また、Saolisが同紙に語ったところによると、コンピューターの運用再開と引き換えに、SFMTAに対して100ビットコイン(約73,000ドル)を要求しました。しかし、SFMTAは身代金を支払わずに問題に対処できたと見え、日曜日の午後遅く、券売機は復活しました。

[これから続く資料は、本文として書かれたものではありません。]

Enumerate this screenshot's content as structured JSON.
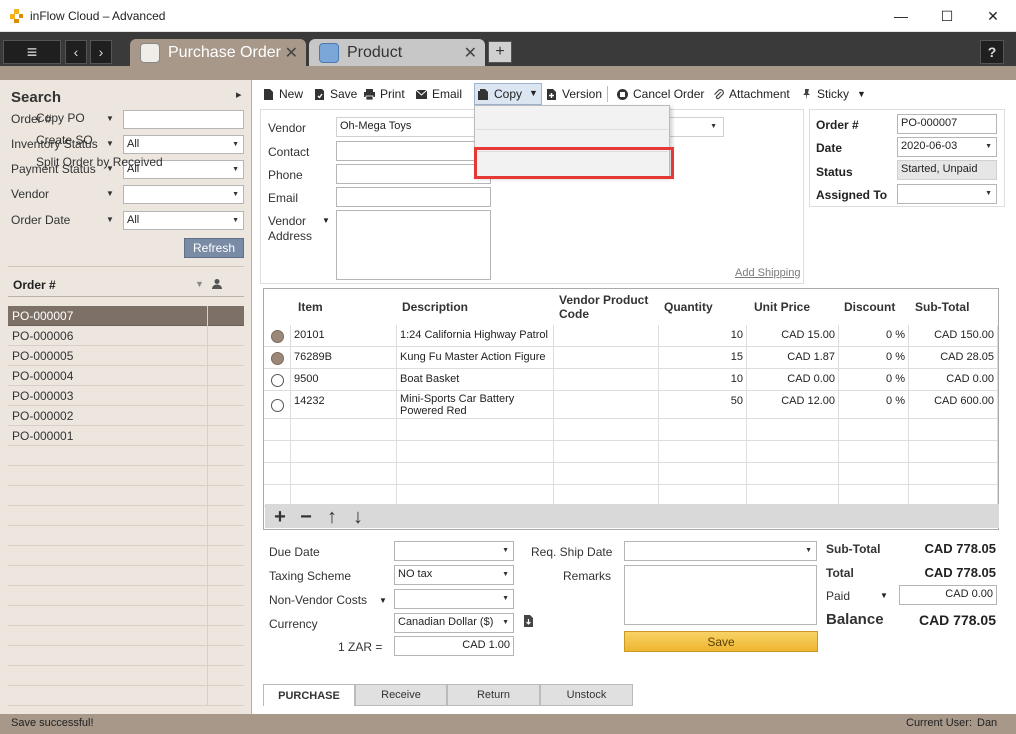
{
  "window": {
    "title": "inFlow Cloud – Advanced",
    "controls": {
      "minimize": "—",
      "maximize": "☐",
      "close": "✕"
    }
  },
  "tabs": [
    {
      "label": "Purchase Order",
      "close": "✕"
    },
    {
      "label": "Product",
      "close": "✕"
    }
  ],
  "tabbar": {
    "menu": "≡",
    "back": "‹",
    "forward": "›",
    "add": "+",
    "help": "?"
  },
  "sidebar": {
    "title": "Search",
    "collapse": "▸",
    "filters": [
      {
        "label": "Order #",
        "value": ""
      },
      {
        "label": "Inventory Status",
        "value": "All"
      },
      {
        "label": "Payment Status",
        "value": "All"
      },
      {
        "label": "Vendor",
        "value": ""
      },
      {
        "label": "Order Date",
        "value": "All"
      }
    ],
    "refresh": "Refresh",
    "list_header": "Order #",
    "orders": [
      "PO-000007",
      "PO-000006",
      "PO-000005",
      "PO-000004",
      "PO-000003",
      "PO-000002",
      "PO-000001"
    ]
  },
  "toolbar": {
    "new": "New",
    "save": "Save",
    "print": "Print",
    "email": "Email",
    "copy": "Copy",
    "version": "Version",
    "cancel": "Cancel Order",
    "attachment": "Attachment",
    "sticky": "Sticky"
  },
  "copy_menu": [
    "Copy PO",
    "Create SO",
    "Split Order by Received"
  ],
  "vendor": {
    "vendor_label": "Vendor",
    "vendor_value": "Oh-Mega Toys",
    "contact_label": "Contact",
    "phone_label": "Phone",
    "email_label": "Email",
    "address_label_1": "Vendor",
    "address_label_2": "Address",
    "add_shipping": "Add Shipping"
  },
  "order": {
    "order_no_label": "Order #",
    "order_no": "PO-000007",
    "date_label": "Date",
    "date": "2020-06-03",
    "status_label": "Status",
    "status": "Started, Unpaid",
    "assigned_label": "Assigned To",
    "assigned": ""
  },
  "grid": {
    "headers": {
      "item": "Item",
      "description": "Description",
      "vpc": "Vendor Product Code",
      "qty": "Quantity",
      "price": "Unit Price",
      "discount": "Discount",
      "subtotal": "Sub-Total"
    },
    "rows": [
      {
        "item": "20101",
        "description": "1:24 California Highway Patrol",
        "vpc": "",
        "qty": "10",
        "price": "CAD 15.00",
        "discount": "0 %",
        "subtotal": "CAD 150.00",
        "received": true
      },
      {
        "item": "76289B",
        "description": "Kung Fu Master Action Figure",
        "vpc": "",
        "qty": "15",
        "price": "CAD 1.87",
        "discount": "0 %",
        "subtotal": "CAD 28.05",
        "received": true
      },
      {
        "item": "9500",
        "description": "Boat Basket",
        "vpc": "",
        "qty": "10",
        "price": "CAD 0.00",
        "discount": "0 %",
        "subtotal": "CAD 0.00",
        "received": false
      },
      {
        "item": "14232",
        "description": "Mini-Sports Car Battery Powered Red",
        "vpc": "",
        "qty": "50",
        "price": "CAD 12.00",
        "discount": "0 %",
        "subtotal": "CAD 600.00",
        "received": false
      }
    ],
    "buttons": {
      "add": "+",
      "remove": "−",
      "up": "↑",
      "down": "↓"
    }
  },
  "bottom": {
    "due_date_label": "Due Date",
    "due_date": "",
    "taxing_label": "Taxing Scheme",
    "taxing": "NO tax",
    "nonvendor_label": "Non-Vendor Costs",
    "nonvendor": "",
    "currency_label": "Currency",
    "currency": "Canadian Dollar ($)",
    "rate_label": "1 ZAR =",
    "rate": "CAD 1.00",
    "ship_label": "Req. Ship Date",
    "ship": "",
    "remarks_label": "Remarks",
    "save": "Save"
  },
  "totals": {
    "subtotal_label": "Sub-Total",
    "subtotal": "CAD 778.05",
    "total_label": "Total",
    "total": "CAD 778.05",
    "paid_label": "Paid",
    "paid": "CAD 0.00",
    "balance_label": "Balance",
    "balance": "CAD 778.05"
  },
  "bottom_tabs": [
    "PURCHASE",
    "Receive",
    "Return",
    "Unstock"
  ],
  "status": {
    "message": "Save successful!",
    "user_label": "Current User:",
    "user": "Dan"
  }
}
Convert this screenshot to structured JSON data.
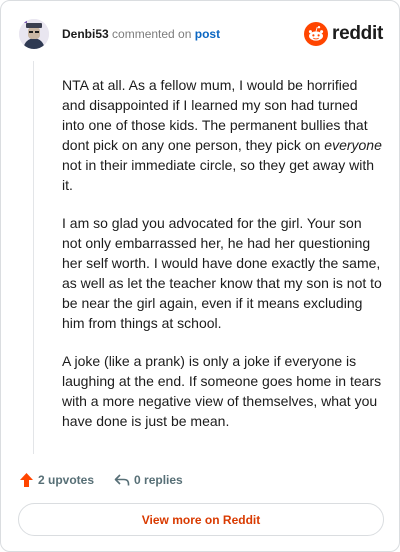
{
  "header": {
    "username": "Denbi53",
    "action_text": "commented on",
    "post_link": "post",
    "brand": "reddit"
  },
  "comment": {
    "p1_before": "NTA at all. As a fellow mum, I would be horrified and disappointed if I learned my son had turned into one of those kids. The permanent bullies that dont pick on any one person, they pick on ",
    "p1_emphasis": "everyone",
    "p1_after": " not in their immediate circle, so they get away with it.",
    "p2": "I am so glad you advocated for the girl. Your son not only embarrassed her, he had her questioning her self worth. I would have done exactly the same, as well as let the teacher know that my son is not to be near the girl again, even if it means excluding him from things at school.",
    "p3": "A joke (like a prank) is only a joke if everyone is laughing at the end. If someone goes home in tears with a more negative view of themselves, what you have done is just be mean."
  },
  "footer": {
    "upvotes": "2 upvotes",
    "replies": "0 replies",
    "upvote_icon": "upvote-arrow-icon",
    "reply_icon": "reply-arrow-icon"
  },
  "actions": {
    "view_more": "View more on Reddit"
  },
  "colors": {
    "accent": "#ff4500",
    "link": "#0a66c2",
    "view_more_text": "#d93a00"
  }
}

Kaspersky Labのアンチマルウェアリサーチャーは、この攻撃を仕掛けたサイバー犯罪組織を追跡し続けています。Mambaは、企業や組織への攻撃に使用されることが多いようです。Muniに対する攻撃はMambaにとって初めての勝利ではありません。実のところ、100ビットコインという金額は、こういった犯罪者の基準からするとかなり少額です。普通はもっと大金を要求してくるものです。

さて、Mambaは実に厄介な脅威のようです。この脅威から自分自身と組織を守るにはどうすればよいでしょう?

1. SFMTAが比較的短期間でMuniを再開できたのは、バックアップがあったからです。特筆すべきは、これらのバックアップがネットワーク共有に保存されていなかったこと。ネットワーク共有に保存されていたら、バックアップもろとも暗号化されていたことでしょう。

ここでの教訓は、SFMTAのように、データを定期的にバックアップすることです。バックアップは、自分のコンピューターやネットワークに接続されたデバイスではなく、クラウドまたは外付けハードディスクに保存しましょう。

2. そもそも、Mambaなどのランサムウェアに感染しないようにしましょう。そのためには、優れたセキュリティ製品を使うことをお勧めします。なお、カスペルスキー インターネット セキュリティカスペルスキー セキュリティのWindows対応プログラム)は、Mamba(およびHDDCryptorなど、これに類似するもの)を検知名「HEUR:Trojan.Win32.Generic」として検知し、暗号化をブロックします。